茫々たる薄墨色の世界を、幾条の銀箭が斜めに走るなかを、ひたぶるに濡れて行くわれを、われならぬ人の姿と思えば、詩にもなる、句にも咏まれる。有体なる己れを忘れ尽して純客観に眼をつくる時、始めてわれは画中の人物として、自然の景物と美しき調和を保つ。(Kindle No. 217)
自分自身を客観的に捉え、物事の二面性を意識することの実践がこうした行動として現れる。その行動の様は、自然と調和していると漱石はしており、やや大げさな表現を用いれば、一つの理想的な生き方や認識のあり方と言えよう。
余は湯槽のふちに仰向の頭を支えて、透き徹る湯のなかの軽き身体を、出来るだけ抵抗力なきあたりへ漂わして見た。ふわり、ふわりと魂がくらげのように浮いている。世の中もこんな気になれば楽なものだ。分別の錠前を開けて、執着の栓張をはずす。どうともせよと、湯泉のなかで、湯泉と同化してしまう。流れるものほど生きるに苦は入らぬ。(Kindle No. 1392)
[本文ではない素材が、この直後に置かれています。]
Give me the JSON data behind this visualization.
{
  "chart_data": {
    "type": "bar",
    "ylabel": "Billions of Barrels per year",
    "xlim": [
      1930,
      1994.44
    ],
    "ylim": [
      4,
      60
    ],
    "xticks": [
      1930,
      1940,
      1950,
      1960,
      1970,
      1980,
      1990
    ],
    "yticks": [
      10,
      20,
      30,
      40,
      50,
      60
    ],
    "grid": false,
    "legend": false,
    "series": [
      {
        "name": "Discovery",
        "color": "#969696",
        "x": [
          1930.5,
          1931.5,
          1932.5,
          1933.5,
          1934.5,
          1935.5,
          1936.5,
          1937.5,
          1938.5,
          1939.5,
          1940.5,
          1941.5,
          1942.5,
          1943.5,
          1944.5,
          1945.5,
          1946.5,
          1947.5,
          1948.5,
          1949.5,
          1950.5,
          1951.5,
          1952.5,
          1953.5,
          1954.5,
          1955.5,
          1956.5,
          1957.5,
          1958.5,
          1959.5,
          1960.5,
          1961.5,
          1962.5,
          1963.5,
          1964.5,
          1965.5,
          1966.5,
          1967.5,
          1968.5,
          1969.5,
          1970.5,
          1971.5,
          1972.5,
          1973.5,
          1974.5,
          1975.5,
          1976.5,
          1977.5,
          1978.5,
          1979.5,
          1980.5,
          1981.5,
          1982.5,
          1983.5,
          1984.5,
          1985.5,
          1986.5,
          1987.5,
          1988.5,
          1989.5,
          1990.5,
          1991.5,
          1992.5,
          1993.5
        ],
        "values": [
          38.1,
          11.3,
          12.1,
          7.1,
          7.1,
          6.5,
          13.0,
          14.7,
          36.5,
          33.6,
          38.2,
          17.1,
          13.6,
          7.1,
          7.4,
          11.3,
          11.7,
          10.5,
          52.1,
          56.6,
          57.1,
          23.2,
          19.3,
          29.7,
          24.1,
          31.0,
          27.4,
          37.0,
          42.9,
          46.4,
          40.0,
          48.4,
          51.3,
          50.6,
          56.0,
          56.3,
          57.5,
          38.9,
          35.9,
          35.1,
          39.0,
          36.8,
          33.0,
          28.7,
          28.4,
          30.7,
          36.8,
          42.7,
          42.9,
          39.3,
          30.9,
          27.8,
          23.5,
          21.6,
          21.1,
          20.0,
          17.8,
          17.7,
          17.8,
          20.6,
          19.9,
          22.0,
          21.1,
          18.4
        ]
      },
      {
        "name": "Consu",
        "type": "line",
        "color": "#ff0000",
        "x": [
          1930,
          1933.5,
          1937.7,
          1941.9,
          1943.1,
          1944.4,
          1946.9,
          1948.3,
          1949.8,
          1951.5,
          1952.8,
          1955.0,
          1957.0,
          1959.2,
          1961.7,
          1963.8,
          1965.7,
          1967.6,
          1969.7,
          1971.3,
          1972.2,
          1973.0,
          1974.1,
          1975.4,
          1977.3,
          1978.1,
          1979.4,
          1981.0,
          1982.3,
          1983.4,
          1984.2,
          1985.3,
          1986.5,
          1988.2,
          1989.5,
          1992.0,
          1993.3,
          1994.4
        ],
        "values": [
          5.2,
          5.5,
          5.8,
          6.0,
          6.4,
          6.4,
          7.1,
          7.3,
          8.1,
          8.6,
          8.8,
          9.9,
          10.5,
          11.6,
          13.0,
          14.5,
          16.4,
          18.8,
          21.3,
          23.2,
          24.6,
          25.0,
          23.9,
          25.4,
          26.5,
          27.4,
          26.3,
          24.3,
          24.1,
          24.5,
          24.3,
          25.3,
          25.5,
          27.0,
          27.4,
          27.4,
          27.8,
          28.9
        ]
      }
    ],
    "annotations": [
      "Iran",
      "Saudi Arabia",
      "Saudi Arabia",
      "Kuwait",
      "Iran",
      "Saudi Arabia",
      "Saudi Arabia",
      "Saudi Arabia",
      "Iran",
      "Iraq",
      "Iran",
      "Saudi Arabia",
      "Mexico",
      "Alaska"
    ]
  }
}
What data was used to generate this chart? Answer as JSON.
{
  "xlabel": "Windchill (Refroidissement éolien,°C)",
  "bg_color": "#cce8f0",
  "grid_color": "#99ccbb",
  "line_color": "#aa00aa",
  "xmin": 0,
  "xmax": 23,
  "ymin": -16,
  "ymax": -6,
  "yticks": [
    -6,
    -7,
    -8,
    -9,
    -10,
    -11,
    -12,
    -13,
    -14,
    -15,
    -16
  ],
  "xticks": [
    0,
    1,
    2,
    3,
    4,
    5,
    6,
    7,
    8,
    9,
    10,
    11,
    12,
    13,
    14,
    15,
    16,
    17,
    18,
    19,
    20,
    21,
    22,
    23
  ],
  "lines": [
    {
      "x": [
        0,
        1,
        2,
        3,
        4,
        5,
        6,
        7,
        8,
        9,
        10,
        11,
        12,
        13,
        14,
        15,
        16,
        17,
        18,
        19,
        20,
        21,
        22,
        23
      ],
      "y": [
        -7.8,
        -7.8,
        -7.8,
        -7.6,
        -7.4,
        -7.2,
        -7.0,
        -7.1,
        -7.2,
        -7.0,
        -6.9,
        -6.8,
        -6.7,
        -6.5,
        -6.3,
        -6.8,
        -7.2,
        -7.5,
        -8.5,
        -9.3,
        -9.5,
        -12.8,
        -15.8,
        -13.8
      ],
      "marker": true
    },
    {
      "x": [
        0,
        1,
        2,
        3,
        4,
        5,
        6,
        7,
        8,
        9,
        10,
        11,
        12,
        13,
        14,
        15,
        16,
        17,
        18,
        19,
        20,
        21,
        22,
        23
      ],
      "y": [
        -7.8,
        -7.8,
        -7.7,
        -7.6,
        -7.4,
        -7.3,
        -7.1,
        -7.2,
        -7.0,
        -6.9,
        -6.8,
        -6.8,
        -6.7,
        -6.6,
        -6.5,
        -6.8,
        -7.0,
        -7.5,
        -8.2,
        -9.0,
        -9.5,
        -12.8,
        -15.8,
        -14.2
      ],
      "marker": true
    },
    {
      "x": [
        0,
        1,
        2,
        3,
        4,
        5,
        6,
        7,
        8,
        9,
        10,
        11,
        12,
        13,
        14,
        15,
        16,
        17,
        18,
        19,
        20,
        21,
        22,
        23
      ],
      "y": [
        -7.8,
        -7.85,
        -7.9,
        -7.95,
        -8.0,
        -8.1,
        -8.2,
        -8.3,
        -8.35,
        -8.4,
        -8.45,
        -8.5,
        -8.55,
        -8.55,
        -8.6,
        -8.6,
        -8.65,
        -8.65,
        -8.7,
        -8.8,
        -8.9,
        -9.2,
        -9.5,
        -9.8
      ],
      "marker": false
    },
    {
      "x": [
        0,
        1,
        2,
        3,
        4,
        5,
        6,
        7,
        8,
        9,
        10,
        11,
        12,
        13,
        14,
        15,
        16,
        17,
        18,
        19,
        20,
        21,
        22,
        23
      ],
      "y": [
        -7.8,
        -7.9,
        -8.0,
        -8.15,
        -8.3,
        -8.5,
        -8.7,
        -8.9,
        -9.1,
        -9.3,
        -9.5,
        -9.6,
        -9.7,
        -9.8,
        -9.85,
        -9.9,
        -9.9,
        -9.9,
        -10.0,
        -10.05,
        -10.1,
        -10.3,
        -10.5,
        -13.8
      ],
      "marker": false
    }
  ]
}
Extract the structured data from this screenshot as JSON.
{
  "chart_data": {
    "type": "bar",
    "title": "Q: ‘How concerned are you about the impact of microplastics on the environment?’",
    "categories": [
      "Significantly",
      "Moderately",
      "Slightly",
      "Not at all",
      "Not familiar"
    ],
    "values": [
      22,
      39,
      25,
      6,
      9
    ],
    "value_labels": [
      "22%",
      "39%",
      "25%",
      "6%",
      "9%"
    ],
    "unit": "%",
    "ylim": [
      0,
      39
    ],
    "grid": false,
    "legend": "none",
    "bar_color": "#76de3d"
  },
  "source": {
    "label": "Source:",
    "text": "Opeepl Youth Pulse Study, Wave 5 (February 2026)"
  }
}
物事を客観的に捉えるということは、物事をあるがままに捉えるということを意味するのであろう。そこに価値判断は必ずしも入らないし、価値判断を下すことによって執着するのであれば、それは自分自身を苦しめることに繋がる。したがって、ただ単に物事を客観的に捉えることを私たちは心掛けたいものである。
茶色のはげた中折帽の下から、髭だらけな野武士が名残り惜気に首を出した。そのとき、那美さんと野武士は思わず顔を見合せた。鉄車はごとりごとりと運転する。野武士の顔はすぐ消えた。那美さんは茫然として、行く汽車を見送る。その茫然のうちには不思議にも今までかつて見た事のない「憐れ」が一面に浮いている。
「それだ!それだ!それが出れば画になりますよ」と余は那美さんの肩を叩きながら小声に云った。余が胸中の画面はこの咄嗟の際に成就したのである。(Kindle No. 2731)
本作の最後のシーンである。別れた夫との離別の情景において、那美は、日頃の飄々とした作為的な態度ではなく、自然とした心底の態度を表に出す。そうした様をして、漱石は主人公に「憐れ」の現出を指摘させる、美しいラストシーンだ。